CFMEU leader takes call to #changetherules to the International Labour Conference in Geneva

05 June 2018 02:13

 

Dave Noonan, National Secretary of the Construction and General Division of the CFMEU, and Vice-President of BWI Asia Pacific Region, addressed the International Labour Conference in Geneva, sharing the union’s resistance to the Australian Government’s anti-people agenda and the union's demand to #changetherules for better and more secure jobs. 

The CFMEU and other construction unions have been in the direct firing line of that agenda, including being targeted by a Royal Commission, an industry-specific “watchdog” that violates workers’ basic human and worker rights, as well as other special rules intended to limit their effectiveness.

“Last year the CFMEU, the ACTU and the BWI filed a joint complaint to the ILO Committee on Freedom of Association regarding the Australian Building and Construction Commission (ABCC)”, said Noonan.

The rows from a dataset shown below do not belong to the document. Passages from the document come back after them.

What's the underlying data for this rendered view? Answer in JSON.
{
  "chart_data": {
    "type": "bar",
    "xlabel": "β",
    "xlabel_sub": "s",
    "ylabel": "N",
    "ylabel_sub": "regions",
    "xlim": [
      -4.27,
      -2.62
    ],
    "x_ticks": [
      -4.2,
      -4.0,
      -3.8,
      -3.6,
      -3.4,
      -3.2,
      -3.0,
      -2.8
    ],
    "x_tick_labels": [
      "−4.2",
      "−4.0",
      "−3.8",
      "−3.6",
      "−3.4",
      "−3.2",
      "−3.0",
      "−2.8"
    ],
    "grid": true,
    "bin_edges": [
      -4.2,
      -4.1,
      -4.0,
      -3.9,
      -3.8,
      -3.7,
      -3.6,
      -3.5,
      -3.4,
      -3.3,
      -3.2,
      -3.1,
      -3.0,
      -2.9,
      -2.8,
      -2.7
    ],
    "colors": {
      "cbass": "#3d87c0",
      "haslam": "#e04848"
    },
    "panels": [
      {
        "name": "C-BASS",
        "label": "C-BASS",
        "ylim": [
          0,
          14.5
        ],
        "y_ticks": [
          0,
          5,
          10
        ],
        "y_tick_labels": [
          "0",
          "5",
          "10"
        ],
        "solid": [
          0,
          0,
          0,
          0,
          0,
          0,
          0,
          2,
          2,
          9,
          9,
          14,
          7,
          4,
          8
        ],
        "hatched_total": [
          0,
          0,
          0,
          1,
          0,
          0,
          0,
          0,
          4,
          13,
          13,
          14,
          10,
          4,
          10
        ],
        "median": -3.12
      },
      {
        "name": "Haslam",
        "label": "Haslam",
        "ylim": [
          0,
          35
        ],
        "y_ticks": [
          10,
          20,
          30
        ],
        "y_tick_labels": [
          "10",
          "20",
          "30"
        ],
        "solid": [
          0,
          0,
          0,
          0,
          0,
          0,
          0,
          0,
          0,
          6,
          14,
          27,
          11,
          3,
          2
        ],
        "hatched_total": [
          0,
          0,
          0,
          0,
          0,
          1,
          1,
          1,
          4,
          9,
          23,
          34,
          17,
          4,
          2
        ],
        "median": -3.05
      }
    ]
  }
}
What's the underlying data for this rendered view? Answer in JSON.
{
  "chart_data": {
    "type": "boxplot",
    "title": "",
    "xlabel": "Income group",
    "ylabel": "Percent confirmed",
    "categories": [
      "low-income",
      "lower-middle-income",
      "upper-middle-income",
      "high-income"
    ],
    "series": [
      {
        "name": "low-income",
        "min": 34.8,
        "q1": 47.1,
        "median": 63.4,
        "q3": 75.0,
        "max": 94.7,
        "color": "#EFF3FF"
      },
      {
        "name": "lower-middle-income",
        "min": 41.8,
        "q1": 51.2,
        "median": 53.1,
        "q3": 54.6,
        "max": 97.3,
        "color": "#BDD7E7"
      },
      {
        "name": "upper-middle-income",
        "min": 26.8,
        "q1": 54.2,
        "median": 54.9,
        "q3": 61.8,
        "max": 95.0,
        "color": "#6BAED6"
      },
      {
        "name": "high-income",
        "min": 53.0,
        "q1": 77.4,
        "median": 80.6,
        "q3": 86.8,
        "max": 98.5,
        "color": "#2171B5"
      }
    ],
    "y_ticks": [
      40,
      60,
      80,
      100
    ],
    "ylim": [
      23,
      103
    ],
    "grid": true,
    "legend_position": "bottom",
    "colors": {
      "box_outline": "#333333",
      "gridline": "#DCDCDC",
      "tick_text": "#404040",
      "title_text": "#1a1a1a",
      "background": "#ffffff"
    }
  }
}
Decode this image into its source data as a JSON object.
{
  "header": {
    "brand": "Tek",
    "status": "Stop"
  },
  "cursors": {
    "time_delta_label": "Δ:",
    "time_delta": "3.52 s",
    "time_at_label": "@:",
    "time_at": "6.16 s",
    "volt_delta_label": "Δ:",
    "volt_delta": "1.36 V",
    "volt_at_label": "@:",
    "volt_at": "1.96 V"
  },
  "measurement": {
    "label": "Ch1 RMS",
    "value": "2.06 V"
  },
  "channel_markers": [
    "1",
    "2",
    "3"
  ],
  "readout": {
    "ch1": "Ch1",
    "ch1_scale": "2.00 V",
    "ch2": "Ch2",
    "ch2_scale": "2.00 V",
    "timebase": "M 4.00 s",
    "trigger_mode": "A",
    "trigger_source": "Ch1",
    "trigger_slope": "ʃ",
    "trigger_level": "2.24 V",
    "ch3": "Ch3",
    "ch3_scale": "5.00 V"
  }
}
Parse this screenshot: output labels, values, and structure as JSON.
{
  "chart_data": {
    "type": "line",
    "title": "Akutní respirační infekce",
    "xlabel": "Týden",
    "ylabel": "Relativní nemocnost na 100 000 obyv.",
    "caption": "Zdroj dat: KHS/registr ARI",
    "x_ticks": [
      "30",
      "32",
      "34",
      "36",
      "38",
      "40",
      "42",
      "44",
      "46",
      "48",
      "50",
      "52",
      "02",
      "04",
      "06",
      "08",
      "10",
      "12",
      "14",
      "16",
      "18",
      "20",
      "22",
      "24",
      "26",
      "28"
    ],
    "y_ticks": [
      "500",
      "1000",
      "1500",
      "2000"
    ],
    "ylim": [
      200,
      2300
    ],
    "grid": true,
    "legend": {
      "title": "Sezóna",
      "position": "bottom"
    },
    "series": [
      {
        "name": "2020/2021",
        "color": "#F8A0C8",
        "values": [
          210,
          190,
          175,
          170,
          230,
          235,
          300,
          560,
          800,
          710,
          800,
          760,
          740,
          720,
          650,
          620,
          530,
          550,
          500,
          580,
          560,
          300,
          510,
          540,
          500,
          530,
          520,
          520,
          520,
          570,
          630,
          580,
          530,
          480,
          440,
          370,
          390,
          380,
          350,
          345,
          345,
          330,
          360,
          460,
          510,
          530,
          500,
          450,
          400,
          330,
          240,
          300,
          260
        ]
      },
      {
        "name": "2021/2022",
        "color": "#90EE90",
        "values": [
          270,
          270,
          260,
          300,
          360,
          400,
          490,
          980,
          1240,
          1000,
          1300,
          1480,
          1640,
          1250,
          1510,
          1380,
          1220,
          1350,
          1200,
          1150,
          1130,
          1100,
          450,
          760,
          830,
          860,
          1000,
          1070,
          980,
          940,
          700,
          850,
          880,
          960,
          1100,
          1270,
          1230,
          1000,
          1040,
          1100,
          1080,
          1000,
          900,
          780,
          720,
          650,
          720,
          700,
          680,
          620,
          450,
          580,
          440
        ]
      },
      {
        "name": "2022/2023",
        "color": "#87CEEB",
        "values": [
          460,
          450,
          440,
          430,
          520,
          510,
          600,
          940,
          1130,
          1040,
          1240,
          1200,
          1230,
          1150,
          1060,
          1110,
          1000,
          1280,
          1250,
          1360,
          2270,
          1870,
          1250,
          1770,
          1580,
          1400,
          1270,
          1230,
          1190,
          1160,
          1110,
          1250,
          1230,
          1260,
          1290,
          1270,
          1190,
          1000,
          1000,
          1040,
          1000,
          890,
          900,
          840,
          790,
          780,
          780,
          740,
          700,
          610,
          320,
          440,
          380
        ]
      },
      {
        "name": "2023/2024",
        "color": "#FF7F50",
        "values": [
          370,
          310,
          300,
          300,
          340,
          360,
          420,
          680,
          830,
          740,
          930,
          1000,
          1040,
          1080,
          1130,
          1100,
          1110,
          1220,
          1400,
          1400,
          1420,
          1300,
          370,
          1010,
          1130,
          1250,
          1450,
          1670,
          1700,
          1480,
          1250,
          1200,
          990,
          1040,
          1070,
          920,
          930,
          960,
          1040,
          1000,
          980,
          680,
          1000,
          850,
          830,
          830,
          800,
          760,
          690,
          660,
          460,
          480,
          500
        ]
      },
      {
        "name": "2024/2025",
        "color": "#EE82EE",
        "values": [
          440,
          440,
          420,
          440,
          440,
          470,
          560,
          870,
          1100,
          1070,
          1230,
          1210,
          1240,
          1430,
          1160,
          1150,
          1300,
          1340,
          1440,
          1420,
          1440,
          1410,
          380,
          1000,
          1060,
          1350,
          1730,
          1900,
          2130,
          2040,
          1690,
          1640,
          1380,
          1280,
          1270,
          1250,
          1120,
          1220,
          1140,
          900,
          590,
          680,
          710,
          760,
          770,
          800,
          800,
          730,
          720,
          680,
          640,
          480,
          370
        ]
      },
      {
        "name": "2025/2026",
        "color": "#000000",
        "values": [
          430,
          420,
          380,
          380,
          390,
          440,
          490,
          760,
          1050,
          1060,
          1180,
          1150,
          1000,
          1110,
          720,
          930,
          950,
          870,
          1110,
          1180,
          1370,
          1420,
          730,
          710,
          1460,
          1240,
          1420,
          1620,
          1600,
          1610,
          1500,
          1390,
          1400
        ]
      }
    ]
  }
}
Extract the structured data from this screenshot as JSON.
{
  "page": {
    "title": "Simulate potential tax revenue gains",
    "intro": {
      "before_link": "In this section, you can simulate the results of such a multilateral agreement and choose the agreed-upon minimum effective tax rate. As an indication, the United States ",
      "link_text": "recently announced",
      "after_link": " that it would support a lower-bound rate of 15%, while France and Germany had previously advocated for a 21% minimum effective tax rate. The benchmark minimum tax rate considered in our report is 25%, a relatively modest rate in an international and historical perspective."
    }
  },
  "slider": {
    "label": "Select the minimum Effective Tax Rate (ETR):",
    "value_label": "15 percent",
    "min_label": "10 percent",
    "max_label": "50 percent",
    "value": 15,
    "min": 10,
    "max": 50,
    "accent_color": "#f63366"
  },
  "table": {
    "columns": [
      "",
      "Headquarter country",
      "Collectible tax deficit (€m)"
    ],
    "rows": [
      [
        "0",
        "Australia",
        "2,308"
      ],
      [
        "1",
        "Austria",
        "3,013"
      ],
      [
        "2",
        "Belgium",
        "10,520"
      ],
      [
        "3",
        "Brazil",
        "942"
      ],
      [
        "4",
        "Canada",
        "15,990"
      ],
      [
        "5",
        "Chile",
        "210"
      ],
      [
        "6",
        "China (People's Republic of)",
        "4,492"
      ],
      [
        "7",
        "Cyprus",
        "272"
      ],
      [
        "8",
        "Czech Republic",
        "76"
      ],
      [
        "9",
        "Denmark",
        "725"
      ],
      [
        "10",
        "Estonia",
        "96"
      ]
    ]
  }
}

Noonan described how the Australian Building and Construction Commission (ABCC) massively increases penalties for so-called ‘unlawful industrial action’ and grants coercive investigative powers in violation of the right to silence.

“Despite the millions spent to try and hold us back, this poorly orchestrated attack on construction workers’ rights is falling to pieces”, said Noonan, “while our trade union movement is going from strength to strength.”

Noonan also mentioned the efforts of trade unions in the Philippines “exposing the dictatorial tendency of President Duterte and making him accountable to more than 13,000 deaths on the fake war against drugs and failing to fulfil his election promise to end contractualisation.”

He also noted the struggles of unions in Cambodia, Fiji, and South Korea to ensure their governments comply with core. ILO Conventions.

Noonan ended his intervention announcing the support of BWI for the adoption of an ILO Convention, accompanied by a Recommendation, on “Violence and harassment against women and men in the world of work”, with a strong focus on the gender dimension of violence.